Avant de donner quelques exemples de ce type d’études, il faut préciser le projet très souligné de l’ensemble qu’elles constituent et de l’entreprise menée par les maîtres d’œuvre du volume, au moins dans cette première partie : en finir avec l’idée simpliste et même tout à fait fausse que les migrations vont toutes dans le même sens et sont toutes de même nature : il s’agirait de migrations orientées du sud vers le nord, animées d’un mouvement irrépressible par des groupes humains qui contre toute raison veulent quitter leur pays pour s’établir dans un autre, en dépit même du rejet que celui-ci cherche à leur opposer. Or en dehors des chiffres précis, qui de toute manière sont irréfutables, on trouve dans la suite du livre cette affirmation significative : « Les migrations subsahariennes vers l’Europe sont minoritaires par rapport aux migrations intra-africaines ».
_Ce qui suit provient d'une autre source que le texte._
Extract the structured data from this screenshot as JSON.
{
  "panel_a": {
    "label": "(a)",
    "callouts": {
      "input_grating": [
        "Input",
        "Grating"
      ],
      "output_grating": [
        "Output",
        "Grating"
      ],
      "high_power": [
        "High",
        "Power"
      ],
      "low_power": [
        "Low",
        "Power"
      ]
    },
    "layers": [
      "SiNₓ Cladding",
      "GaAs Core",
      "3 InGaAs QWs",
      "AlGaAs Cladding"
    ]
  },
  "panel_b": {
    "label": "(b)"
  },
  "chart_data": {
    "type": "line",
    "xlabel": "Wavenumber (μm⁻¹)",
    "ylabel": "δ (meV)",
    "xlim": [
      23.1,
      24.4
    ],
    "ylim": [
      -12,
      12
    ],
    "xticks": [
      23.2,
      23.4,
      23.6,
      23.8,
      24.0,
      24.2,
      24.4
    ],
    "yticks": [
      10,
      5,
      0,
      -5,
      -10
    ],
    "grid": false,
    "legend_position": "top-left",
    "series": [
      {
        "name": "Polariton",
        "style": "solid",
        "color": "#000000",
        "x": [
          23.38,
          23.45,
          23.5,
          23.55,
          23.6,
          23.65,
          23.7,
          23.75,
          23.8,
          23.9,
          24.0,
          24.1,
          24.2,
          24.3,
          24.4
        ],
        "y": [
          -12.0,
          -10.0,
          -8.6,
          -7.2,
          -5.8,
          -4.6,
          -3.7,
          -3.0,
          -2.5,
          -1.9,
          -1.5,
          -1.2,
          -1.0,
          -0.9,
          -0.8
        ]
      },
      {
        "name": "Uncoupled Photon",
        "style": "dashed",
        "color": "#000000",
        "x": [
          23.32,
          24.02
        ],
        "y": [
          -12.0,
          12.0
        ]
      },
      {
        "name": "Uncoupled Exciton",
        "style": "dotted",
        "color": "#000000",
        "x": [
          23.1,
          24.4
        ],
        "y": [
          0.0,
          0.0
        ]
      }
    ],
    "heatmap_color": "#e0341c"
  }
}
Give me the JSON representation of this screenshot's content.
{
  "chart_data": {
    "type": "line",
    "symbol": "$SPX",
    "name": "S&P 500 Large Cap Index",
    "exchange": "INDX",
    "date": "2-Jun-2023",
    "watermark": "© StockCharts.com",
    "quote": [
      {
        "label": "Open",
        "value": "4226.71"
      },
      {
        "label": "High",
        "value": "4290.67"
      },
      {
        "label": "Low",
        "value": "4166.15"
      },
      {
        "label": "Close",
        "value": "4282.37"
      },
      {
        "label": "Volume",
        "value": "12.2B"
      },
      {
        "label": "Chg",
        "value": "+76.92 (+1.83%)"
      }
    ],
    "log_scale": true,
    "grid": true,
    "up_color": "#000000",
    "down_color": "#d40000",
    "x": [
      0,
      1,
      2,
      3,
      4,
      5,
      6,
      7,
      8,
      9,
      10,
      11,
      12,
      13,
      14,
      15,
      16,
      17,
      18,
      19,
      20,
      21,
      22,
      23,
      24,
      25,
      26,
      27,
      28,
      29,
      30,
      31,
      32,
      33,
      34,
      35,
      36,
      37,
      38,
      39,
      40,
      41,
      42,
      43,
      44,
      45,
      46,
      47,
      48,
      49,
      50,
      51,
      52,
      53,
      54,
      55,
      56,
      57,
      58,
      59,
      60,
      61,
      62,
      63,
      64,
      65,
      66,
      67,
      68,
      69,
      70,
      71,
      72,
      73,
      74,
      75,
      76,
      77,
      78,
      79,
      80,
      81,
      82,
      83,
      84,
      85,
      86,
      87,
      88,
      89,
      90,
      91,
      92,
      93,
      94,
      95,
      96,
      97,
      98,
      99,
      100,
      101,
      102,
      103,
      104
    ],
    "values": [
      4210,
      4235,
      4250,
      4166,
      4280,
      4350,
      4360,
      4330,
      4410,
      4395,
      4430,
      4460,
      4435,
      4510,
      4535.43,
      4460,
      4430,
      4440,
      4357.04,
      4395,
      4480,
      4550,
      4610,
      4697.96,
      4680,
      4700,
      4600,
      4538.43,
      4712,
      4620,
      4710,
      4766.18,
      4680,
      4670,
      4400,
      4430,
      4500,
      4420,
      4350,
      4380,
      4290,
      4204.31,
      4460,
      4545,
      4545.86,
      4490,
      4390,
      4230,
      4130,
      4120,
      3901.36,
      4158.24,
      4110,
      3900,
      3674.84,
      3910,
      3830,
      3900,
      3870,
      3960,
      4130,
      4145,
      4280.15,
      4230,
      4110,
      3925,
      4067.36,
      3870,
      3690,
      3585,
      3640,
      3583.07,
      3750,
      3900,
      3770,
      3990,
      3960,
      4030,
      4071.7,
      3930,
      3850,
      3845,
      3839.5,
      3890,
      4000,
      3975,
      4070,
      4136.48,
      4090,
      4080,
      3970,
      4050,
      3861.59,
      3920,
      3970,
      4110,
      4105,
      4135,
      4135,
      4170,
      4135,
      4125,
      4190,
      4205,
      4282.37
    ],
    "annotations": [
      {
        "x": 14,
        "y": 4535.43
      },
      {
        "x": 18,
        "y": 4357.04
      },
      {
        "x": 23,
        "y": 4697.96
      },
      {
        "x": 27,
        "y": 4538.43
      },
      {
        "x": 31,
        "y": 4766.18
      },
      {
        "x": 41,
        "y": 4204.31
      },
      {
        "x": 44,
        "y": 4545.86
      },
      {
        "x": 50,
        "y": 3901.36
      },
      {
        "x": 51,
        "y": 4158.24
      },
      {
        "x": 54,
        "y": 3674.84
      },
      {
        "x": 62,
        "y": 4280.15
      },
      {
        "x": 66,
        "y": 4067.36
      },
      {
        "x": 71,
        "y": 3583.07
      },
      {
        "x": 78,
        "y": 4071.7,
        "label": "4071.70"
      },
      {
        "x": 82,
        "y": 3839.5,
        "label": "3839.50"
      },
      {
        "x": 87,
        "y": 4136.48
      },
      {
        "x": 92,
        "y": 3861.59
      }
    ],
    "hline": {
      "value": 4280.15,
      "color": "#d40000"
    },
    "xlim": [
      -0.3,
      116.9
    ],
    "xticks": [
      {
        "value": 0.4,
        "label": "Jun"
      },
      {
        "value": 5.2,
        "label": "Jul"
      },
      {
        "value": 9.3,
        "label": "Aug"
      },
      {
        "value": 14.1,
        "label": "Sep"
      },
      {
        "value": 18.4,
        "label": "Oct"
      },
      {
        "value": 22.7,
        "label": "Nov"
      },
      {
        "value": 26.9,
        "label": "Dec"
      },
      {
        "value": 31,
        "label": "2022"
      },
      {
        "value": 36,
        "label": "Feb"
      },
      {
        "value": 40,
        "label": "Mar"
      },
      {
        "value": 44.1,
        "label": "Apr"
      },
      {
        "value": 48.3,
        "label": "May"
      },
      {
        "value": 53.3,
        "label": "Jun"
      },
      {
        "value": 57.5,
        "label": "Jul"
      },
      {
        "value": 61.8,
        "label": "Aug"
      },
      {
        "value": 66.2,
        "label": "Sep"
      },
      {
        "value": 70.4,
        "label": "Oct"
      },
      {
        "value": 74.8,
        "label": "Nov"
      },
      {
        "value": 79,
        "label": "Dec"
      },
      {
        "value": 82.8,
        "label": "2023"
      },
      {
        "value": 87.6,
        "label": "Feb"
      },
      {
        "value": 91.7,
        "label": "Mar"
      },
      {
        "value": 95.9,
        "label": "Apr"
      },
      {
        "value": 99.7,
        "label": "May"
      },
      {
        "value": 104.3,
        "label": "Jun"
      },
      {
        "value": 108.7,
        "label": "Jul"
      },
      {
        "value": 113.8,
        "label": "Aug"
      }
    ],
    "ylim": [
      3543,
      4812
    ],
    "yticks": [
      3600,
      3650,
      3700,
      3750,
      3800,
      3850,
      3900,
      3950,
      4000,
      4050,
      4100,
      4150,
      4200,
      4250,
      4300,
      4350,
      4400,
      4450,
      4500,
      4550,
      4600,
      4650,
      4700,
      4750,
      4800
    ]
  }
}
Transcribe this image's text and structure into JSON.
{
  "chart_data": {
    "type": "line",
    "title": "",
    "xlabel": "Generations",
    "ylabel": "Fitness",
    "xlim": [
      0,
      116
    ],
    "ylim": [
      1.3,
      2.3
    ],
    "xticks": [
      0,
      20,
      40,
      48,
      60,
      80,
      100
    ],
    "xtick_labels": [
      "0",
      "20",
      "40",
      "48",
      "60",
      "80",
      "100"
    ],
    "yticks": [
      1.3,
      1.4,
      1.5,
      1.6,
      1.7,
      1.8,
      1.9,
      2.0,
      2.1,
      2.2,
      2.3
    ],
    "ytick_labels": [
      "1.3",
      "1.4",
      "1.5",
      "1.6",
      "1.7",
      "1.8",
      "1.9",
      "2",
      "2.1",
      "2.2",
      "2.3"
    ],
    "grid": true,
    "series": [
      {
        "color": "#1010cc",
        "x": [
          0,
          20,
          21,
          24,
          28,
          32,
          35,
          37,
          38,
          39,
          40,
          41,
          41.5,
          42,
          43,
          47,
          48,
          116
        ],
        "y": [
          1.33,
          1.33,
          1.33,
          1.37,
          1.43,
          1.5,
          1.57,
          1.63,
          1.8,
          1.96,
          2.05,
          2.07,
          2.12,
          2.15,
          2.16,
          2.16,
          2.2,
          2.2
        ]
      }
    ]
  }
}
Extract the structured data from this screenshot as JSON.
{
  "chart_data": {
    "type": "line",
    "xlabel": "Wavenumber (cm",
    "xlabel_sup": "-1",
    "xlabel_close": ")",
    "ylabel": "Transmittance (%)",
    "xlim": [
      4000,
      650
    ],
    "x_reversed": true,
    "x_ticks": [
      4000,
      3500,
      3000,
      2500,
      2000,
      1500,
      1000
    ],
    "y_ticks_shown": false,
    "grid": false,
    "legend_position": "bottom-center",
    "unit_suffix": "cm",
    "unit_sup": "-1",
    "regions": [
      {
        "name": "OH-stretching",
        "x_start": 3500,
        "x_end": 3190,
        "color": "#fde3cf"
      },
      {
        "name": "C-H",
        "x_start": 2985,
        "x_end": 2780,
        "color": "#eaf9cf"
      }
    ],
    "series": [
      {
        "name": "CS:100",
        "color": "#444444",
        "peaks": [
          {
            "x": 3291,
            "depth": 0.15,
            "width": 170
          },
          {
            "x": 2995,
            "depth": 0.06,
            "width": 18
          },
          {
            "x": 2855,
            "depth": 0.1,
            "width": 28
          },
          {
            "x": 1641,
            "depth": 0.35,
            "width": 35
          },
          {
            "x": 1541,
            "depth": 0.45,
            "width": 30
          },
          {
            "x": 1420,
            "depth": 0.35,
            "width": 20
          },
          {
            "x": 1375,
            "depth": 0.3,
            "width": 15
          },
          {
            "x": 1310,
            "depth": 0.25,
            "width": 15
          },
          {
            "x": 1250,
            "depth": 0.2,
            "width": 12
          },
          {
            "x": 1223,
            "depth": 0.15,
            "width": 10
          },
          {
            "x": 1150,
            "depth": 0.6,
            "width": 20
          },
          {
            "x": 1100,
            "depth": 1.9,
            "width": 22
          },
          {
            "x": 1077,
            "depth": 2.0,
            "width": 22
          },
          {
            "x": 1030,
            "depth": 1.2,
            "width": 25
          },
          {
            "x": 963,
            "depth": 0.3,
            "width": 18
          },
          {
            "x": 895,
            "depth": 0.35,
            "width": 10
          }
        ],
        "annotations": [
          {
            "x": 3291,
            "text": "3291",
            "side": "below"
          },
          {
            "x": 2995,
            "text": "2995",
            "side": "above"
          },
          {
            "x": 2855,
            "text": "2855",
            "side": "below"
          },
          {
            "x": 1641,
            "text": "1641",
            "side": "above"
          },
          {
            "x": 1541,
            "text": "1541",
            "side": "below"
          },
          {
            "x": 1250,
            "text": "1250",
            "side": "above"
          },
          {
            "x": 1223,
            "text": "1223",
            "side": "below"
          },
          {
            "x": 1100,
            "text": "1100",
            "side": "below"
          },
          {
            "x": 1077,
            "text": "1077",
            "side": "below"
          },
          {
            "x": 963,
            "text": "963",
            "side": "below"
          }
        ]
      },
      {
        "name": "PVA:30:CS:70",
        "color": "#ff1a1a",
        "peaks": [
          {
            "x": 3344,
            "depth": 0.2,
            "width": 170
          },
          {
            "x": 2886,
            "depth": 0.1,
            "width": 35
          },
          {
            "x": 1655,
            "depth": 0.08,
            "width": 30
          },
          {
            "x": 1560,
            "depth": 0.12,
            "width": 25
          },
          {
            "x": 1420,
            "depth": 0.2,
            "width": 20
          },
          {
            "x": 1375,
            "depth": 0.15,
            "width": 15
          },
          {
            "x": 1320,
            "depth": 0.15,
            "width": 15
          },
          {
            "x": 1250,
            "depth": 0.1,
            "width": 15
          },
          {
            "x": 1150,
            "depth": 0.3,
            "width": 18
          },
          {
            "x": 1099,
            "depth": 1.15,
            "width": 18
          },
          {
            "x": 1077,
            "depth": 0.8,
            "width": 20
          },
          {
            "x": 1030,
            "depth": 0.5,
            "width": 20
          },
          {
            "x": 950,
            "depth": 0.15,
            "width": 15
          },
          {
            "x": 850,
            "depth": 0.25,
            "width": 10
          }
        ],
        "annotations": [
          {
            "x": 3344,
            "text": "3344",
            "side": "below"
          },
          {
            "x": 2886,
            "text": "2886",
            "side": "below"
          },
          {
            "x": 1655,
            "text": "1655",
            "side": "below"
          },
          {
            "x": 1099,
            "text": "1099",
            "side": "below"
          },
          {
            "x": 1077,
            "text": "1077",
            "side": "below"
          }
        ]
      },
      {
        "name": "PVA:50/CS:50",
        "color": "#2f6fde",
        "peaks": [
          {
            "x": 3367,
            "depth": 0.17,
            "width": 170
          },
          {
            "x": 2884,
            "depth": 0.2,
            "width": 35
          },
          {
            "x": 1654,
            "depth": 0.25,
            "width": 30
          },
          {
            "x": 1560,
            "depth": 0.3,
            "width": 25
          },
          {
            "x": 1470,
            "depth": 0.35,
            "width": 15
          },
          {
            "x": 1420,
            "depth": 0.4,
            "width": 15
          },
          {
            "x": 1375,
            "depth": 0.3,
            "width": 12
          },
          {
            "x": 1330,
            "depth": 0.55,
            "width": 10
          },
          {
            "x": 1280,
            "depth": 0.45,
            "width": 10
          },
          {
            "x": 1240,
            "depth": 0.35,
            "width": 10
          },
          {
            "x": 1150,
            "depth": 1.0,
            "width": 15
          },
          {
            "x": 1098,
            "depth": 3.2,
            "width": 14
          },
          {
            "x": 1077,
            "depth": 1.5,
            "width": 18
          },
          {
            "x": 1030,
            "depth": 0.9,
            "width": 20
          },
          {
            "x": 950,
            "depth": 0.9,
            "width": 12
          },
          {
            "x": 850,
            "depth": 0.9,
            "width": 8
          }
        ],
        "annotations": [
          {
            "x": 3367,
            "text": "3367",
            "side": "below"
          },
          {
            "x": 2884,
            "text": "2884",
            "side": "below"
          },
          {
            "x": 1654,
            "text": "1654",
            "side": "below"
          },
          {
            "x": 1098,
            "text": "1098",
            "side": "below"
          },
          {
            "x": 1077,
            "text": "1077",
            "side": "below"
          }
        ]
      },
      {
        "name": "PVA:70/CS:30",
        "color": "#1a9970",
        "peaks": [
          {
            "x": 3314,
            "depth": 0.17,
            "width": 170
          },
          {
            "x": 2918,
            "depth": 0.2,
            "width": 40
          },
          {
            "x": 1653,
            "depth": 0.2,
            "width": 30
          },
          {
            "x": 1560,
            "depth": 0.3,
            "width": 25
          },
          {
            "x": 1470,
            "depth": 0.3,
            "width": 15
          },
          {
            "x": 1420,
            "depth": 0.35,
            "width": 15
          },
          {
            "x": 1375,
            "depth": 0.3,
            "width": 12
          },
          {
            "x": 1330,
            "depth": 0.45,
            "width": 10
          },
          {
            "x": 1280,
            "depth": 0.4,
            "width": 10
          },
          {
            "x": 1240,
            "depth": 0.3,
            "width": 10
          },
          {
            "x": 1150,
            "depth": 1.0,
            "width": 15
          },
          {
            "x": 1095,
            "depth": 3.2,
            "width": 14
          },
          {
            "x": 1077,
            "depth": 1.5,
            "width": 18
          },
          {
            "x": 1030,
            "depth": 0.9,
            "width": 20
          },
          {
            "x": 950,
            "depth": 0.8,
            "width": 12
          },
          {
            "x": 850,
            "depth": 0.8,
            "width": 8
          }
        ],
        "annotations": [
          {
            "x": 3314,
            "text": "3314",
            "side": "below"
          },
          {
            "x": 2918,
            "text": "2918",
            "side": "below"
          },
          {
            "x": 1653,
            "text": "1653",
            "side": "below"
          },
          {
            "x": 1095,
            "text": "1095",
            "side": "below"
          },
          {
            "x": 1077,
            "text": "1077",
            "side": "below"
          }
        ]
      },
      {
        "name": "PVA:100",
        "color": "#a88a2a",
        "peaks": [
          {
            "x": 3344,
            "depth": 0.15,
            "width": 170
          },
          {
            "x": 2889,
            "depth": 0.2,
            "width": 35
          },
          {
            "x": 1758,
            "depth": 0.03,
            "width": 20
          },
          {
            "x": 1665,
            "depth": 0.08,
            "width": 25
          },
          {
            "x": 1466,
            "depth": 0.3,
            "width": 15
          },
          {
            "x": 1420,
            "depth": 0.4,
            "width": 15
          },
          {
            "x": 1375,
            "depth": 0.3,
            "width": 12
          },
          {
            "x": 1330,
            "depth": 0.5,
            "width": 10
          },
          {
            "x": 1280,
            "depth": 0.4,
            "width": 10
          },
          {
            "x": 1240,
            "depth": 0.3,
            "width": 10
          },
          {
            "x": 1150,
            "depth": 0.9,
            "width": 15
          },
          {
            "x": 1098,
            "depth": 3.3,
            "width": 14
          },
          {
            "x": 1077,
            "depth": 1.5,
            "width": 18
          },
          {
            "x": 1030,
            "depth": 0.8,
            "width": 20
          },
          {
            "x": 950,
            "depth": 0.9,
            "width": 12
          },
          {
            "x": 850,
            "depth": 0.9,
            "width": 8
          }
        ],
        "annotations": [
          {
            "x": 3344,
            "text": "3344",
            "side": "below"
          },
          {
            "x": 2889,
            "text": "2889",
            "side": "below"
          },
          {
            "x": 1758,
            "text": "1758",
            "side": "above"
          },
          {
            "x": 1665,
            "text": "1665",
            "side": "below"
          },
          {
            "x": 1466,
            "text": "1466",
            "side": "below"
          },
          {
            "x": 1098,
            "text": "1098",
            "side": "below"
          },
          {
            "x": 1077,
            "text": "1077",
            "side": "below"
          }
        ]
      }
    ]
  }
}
Il est d’autant plus important de lutter contre une vision unique et réductrice des migrations en cours actuellement que celle-ci crée des blocages et des situations sans issue. Et c’est particulièrement contre cette idée de blocage que nous oriente la lecture des articles ici réunis, car s’il est bien vrai qu’ils ne cachent rien des difficultés voire des hostilités auxquelles se heurtent la quasi-totalité des migrants dans les lieux où ils arrivent, il n’en apparaît pas moins que tous à leur manière et selon leurs compétences ou leurs acquis antérieurs font des efforts considérables pour trouver des moyens de s’adapter et de survivre là où ils sont venus. Ils inventent, c’est le trait le plus saillant de leurs comportements, et peut-être faudrait-il dès maintenant employer un « elles » féminin plutôt qu’un « ils » car ce n’est pas céder à l’air du temps que d’attribuer un bon nombre de ces efforts aux femmes migrantes : il s’agit la plupart du temps dans les articles ici réunis de femmes subsahariennes que leur migration a conduites, au moins dans un premier temps, jusqu’à des villes du Maghreb, notamment marocaines. On croit d’ailleurs comprendre que nombre d’entre elles, qui avaient prévu plus ou moins d’aller jusqu’en Europe (irrésistible attrait de ce supposé Eldorado !), s’arrêtent au Maghreb au moins provisoirement, pour peu qu’apparaisse une possibilité d’y travailler et d’y survivre. Les femmes venues ainsi de plusieurs pays d’Afrique, surtout occidentale, assument traditionnellement et de longue date des activités commerciales qui sont évidemment modestes, de très faible rapport mais qui n’en témoignent que davantage de leur ingéniosité. On mesure au passage le courage de ces femmes qui ont accepté de quitter leur pays et donc leurs enfants devant l’impossibilité évidente d’élever ces derniers en restant sur place.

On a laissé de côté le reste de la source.